I have recently used SQLObject in a few projects. My first encounter of SQLObject was as a component of TurboGears, a framework for creating web sites. But I soon realized that SQLObject can be quite handy on its own.

What is SQLObject then, really. I don't want to do a full tutorial on SQLObject, so please head over to the SQLObject website to familiarize yourself with it. In short, it is a object oriented wrapper to SQL databases, for Python. You can freely choose among several different backends, like SQLite, Mysql, Postgres, and so forth, and most of the details of the particular backend you use will be hidden within SQLObject. If you want to create a table with SQLObject you simply say
class MyTable(SQLObject):
name = UnicodeCol()
date = DateCol()

(assuming you have done from SQLObject import *, which you of course have not). SQLObject takes care of all the SQL woodoo, and you can go ahead saying things like
mt = MyTable(name="someday",date="2007-03-28")

To get rid of the entry again, you just say
mt.destroySelf()

In addition to get rid of the object within your Python code, this also removes the corresponding row in the table on the sql server.

So far all good, and quite stright forward. Next, you want one-to-many relations, or maybe many-to-many relations. No problem, SQLObject can handle those as well, using MultipleJoin or RelatedJoin, together with ForeignKey. Assume that you wants a many-to-many relation between the MyTable above, and some other table:
class FooTable(SQLObject):
name = UnicodeCol(alternateID=True, length=50)
mytables = RelatedJoin('MyTable')

To get symmetric behaviour, you also wants
  foos = RelatedJoin('FooTable')
inside MyTable. With this setting, you can still use destroySelf(), and SQLObject figures out the right thing. So, that was many-to-many relations.

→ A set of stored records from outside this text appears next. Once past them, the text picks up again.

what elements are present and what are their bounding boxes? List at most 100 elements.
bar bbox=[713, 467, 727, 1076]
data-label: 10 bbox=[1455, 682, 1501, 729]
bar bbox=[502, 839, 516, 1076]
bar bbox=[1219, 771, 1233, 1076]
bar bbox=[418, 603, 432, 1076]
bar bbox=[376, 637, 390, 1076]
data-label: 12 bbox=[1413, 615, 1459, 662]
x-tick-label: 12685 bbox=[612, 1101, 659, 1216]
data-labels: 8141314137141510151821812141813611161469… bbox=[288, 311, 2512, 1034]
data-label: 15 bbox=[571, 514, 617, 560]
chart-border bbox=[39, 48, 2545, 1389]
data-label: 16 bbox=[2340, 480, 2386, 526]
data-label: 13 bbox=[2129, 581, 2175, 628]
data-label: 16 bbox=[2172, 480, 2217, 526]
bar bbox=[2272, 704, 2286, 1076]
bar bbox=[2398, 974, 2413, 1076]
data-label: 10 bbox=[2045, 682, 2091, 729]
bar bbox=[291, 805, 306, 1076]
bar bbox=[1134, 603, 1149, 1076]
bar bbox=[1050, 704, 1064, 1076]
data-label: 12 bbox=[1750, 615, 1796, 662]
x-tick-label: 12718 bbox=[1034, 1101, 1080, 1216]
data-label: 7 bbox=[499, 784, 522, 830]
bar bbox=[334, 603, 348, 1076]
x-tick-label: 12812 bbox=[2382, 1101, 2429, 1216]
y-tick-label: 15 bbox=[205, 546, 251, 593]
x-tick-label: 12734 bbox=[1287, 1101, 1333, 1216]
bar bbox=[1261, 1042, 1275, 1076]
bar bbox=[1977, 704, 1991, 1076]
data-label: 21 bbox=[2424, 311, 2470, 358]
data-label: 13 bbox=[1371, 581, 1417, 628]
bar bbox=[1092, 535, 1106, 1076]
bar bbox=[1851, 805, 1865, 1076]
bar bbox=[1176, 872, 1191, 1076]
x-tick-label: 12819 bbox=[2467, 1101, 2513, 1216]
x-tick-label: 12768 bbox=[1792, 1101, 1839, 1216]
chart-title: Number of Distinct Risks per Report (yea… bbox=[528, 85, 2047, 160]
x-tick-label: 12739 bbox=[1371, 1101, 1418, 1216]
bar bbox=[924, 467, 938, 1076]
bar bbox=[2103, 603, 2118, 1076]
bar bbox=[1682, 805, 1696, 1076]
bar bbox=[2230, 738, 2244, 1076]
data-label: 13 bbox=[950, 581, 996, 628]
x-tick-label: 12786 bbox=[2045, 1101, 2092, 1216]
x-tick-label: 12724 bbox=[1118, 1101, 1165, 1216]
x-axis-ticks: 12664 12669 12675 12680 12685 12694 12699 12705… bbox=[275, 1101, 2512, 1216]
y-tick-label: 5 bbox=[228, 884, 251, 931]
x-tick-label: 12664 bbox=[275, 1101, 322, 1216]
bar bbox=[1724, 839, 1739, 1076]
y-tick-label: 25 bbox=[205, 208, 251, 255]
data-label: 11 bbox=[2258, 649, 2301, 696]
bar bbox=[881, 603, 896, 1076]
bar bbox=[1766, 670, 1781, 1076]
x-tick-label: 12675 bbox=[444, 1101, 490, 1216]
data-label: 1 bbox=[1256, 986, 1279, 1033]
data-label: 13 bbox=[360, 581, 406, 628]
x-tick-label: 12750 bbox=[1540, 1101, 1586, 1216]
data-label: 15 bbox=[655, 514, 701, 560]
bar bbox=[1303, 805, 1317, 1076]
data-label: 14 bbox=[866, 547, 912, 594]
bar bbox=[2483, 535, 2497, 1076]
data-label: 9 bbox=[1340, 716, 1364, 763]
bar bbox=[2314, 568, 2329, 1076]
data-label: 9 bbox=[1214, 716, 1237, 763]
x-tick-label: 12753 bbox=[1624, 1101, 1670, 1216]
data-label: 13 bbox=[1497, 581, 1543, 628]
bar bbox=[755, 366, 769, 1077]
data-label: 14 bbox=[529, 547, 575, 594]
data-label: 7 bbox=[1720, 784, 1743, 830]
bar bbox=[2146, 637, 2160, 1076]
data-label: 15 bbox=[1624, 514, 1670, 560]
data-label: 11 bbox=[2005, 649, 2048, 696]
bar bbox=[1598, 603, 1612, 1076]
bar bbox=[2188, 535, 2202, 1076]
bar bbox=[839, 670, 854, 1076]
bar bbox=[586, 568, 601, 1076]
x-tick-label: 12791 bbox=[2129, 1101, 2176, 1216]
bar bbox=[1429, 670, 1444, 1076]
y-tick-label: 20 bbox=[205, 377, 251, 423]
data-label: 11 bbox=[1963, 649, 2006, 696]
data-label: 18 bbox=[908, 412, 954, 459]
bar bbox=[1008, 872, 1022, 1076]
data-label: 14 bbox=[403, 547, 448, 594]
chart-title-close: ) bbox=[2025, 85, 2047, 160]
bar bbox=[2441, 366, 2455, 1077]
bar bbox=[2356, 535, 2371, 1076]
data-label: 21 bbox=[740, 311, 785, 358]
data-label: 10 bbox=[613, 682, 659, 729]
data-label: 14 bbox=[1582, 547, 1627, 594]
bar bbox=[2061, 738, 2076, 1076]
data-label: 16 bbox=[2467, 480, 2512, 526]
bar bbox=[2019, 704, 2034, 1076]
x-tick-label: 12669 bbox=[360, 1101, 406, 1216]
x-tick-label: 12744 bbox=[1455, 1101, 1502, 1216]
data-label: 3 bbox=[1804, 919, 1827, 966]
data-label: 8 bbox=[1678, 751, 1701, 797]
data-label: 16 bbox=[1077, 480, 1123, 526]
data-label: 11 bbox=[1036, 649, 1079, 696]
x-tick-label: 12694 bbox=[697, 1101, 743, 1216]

Now, I had a one-to-many relation in my code, like this:
class Foo(SQLObject):
name = UnicodeCol(alternateID=True, length=30)
mybar = ForeignKey('Bar')

class Bar(SQLObject):
name = UnicodeCol(alternateID=True, length=30)
foos = MultipleJoin('Foo')

So, this is a one-to-many relation, as Bar may have many Foo's, but Foo only link to one Bar. Then I did something like:
b = Bar.byName('mybar')
b.destroySelf()
Only to discover that I got errors next time I tried to do anything with the Foo's. Reason was that there was Foo's still linked to the Bar I destroyed. Thinking about it, this make perfectly sense. It also shows that SQLObject is not perfect in some sense. It does what you tell it to do, even when that is evil. This can be both good and bad, depending on how you look at it. Fortunately, the fix is quite easy:
if len(b.foos) > 0:
print "There are still Foo's linked to this Bar"
Then of course more lines, if you want to deal with it in code - like relinking the Foos to other Bars, or just leave the user with that message - probably followed by some raise to signal an exception.

If you go out there search the blogs, you will find people telling you that SQLObject is not good. They are probably right. But to me, it felt just right from the very beginning. When I dig deeper into it, I will probably complain too. But so far I am happy. Nevertheless, I see that something called SQLAlchemy is mentioned together with turbogears now, and I guess SQLAlchemy is a replacement for SQLObject. I have to check that out, maybe it is even better. Until then, I stick with SQLObject, at least for non-turbogears apps, because I think it does its jobb very well.

Take care folks, and keep that Python code flowing from your hands.